The US Food and Drug Administration (FDA) has granted Fast Track designation to the drug candidate CLBS03 for the treatment of type 1 diabetes.
This Fast Track designation will help to push through the development of CLBS03, developed by Caladrius Biosciences, which is designed to support the immune system in protecting the insulin-producing beta cells of the pancreas.
The drug is currently being studied in a phase II clinical trial called the T-Rex study, which is expected to finalise enrolment of the first cohort of 18 patients within the next few weeks.
Patients will then be randomised to receive either a high dose of CLBS03, a low dose, or placebo.
The trial is being conducted in collaboration with healthcare company Sanford Health, with researchers set to evaluate pancreatic beta cell function, insulin use, HbA1c and severe hypoglycemic episodes, as well as several other health markers.

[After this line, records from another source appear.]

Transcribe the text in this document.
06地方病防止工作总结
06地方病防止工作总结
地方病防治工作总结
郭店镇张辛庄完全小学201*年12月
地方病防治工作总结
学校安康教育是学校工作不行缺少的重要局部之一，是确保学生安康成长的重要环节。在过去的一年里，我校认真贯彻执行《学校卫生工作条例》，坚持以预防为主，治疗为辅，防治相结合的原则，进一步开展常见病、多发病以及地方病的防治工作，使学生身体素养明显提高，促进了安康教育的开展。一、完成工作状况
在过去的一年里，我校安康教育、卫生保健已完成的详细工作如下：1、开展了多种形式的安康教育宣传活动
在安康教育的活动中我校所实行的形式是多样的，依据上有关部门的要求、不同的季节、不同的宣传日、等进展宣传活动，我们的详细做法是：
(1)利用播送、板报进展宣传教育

Treatment with CLBS03 is derived from the use of T regulatory cells (Tregs) to restore immune balance in patients with autoimmune diseases such as type 1 diabetes.

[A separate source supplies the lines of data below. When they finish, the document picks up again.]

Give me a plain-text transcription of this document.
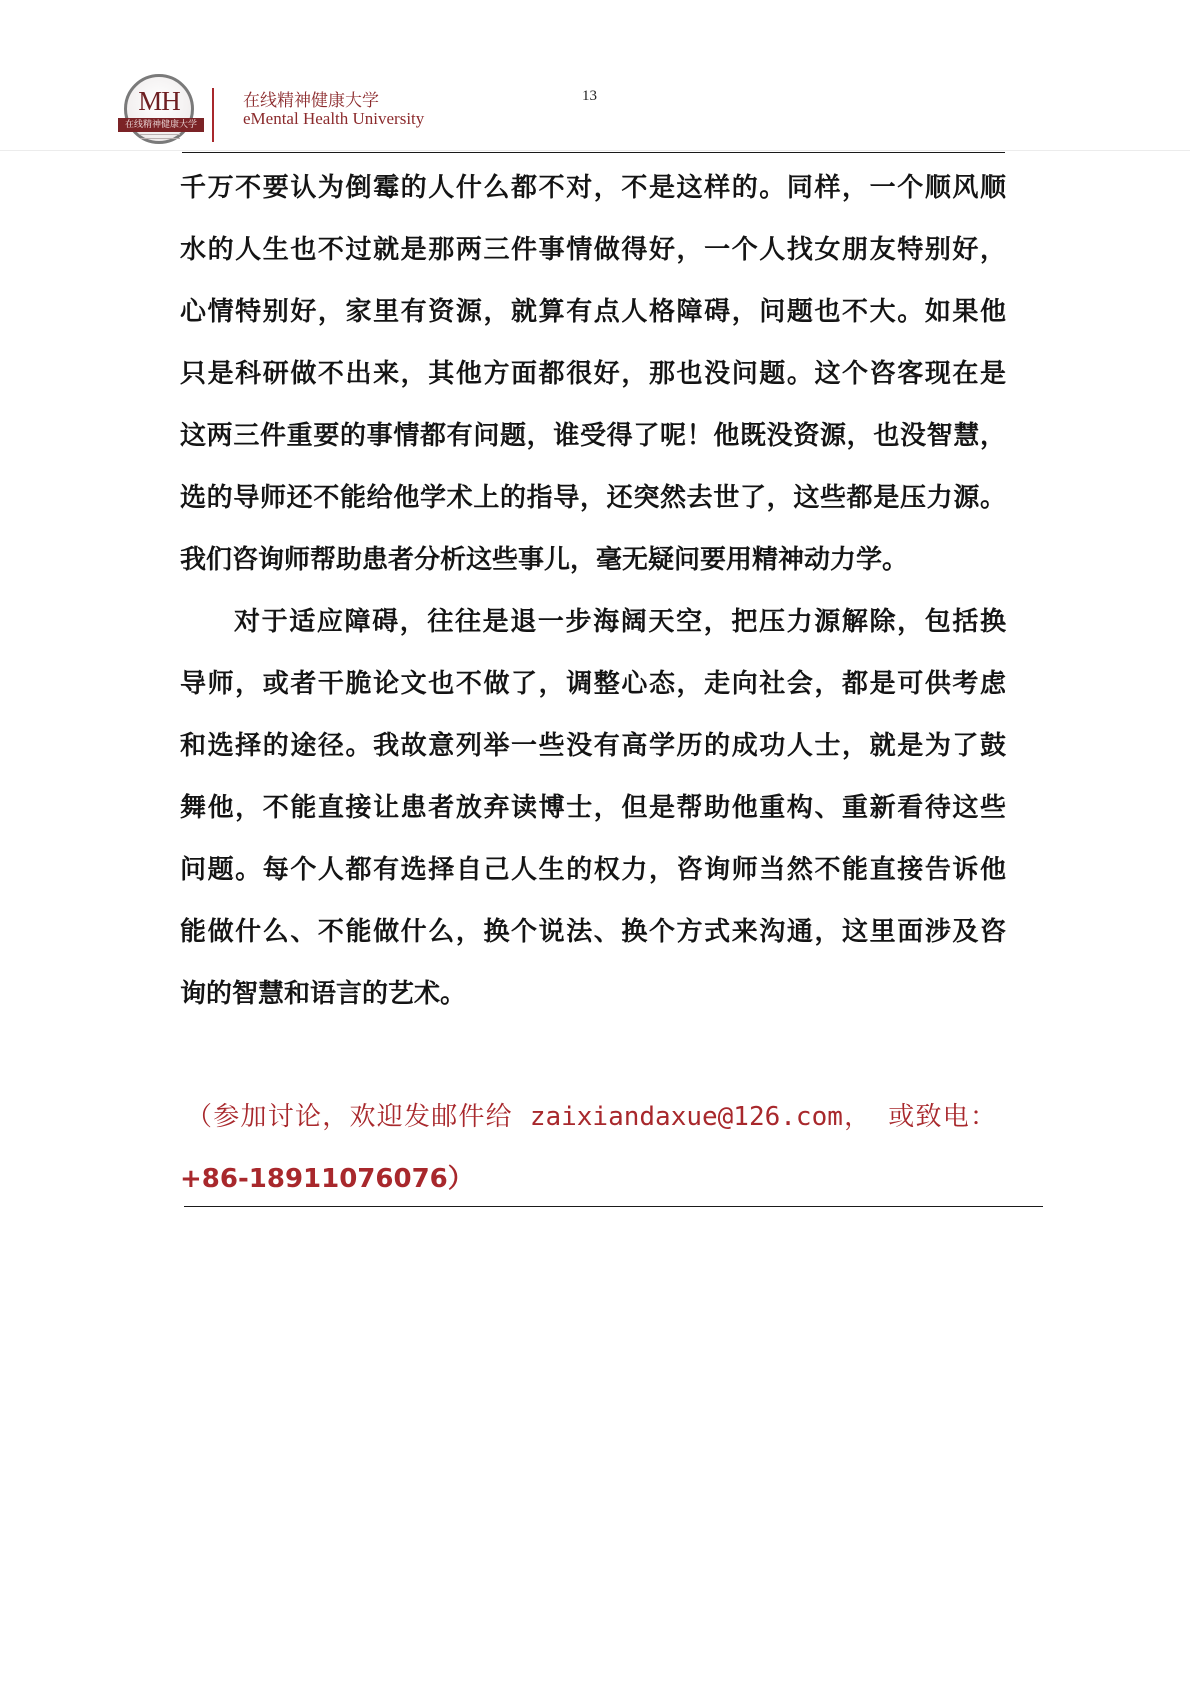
MH
在线精神健康大学
在线精神健康大学
eMental Health University
13
千万不要认为倒霉的人什么都不对，不是这样的。同样，一个顺风顺
水的人生也不过就是那两三件事情做得好，一个人找女朋友特别好，
心情特别好，家里有资源，就算有点人格障碍，问题也不大。如果他
只是科研做不出来，其他方面都很好，那也没问题。这个咨客现在是
这两三件重要的事情都有问题，谁受得了呢！他既没资源，也没智慧，
选的导师还不能给他学术上的指导，还突然去世了，这些都是压力源。
我们咨询师帮助患者分析这些事儿，毫无疑问要用精神动力学。
对于适应障碍，往往是退一步海阔天空，把压力源解除，包括换
导师，或者干脆论文也不做了，调整心态，走向社会，都是可供考虑
和选择的途径。我故意列举一些没有高学历的成功人士，就是为了鼓
舞他，不能直接让患者放弃读博士，但是帮助他重构、重新看待这些
问题。每个人都有选择自己人生的权力，咨询师当然不能直接告诉他
能做什么、不能做什么，换个说法、换个方式来沟通，这里面涉及咨
询的智慧和语言的艺术。
（参加讨论，欢迎发邮件给 zaixiandaxue@126.com， 或致电：
+86-18911076076）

In type 1 diabetes, deficient Treg cells enable T effector cells to attack the body’s insulin-producing cells in the pancreas. CLBS03 consists of each patient’s own Tregs, which have been expanded in number and functionality to help protect the immune system.
Two previous phase I trials have demonstrated CLBS03 to safely infuse Treg cells into patients, which reduced the need for exogenous insulin in the majority of patients treated.
In one particular trial, CLBS03 treatment also preserved the function of pancreatic beta cells in pediatric patients aged 8-16 years with new onset type 1 diabetes.
David J. Mazzo, PhD, Chief Executive Officer of Caladrius, said: “Obtaining Fast Track designation is a key milestone in our regulatory and development strategy for CLBS03.
“It underscores the great need for innovative treatments, such as CLBS03, in the treatment of T1D and allows for the acceleration of its development.”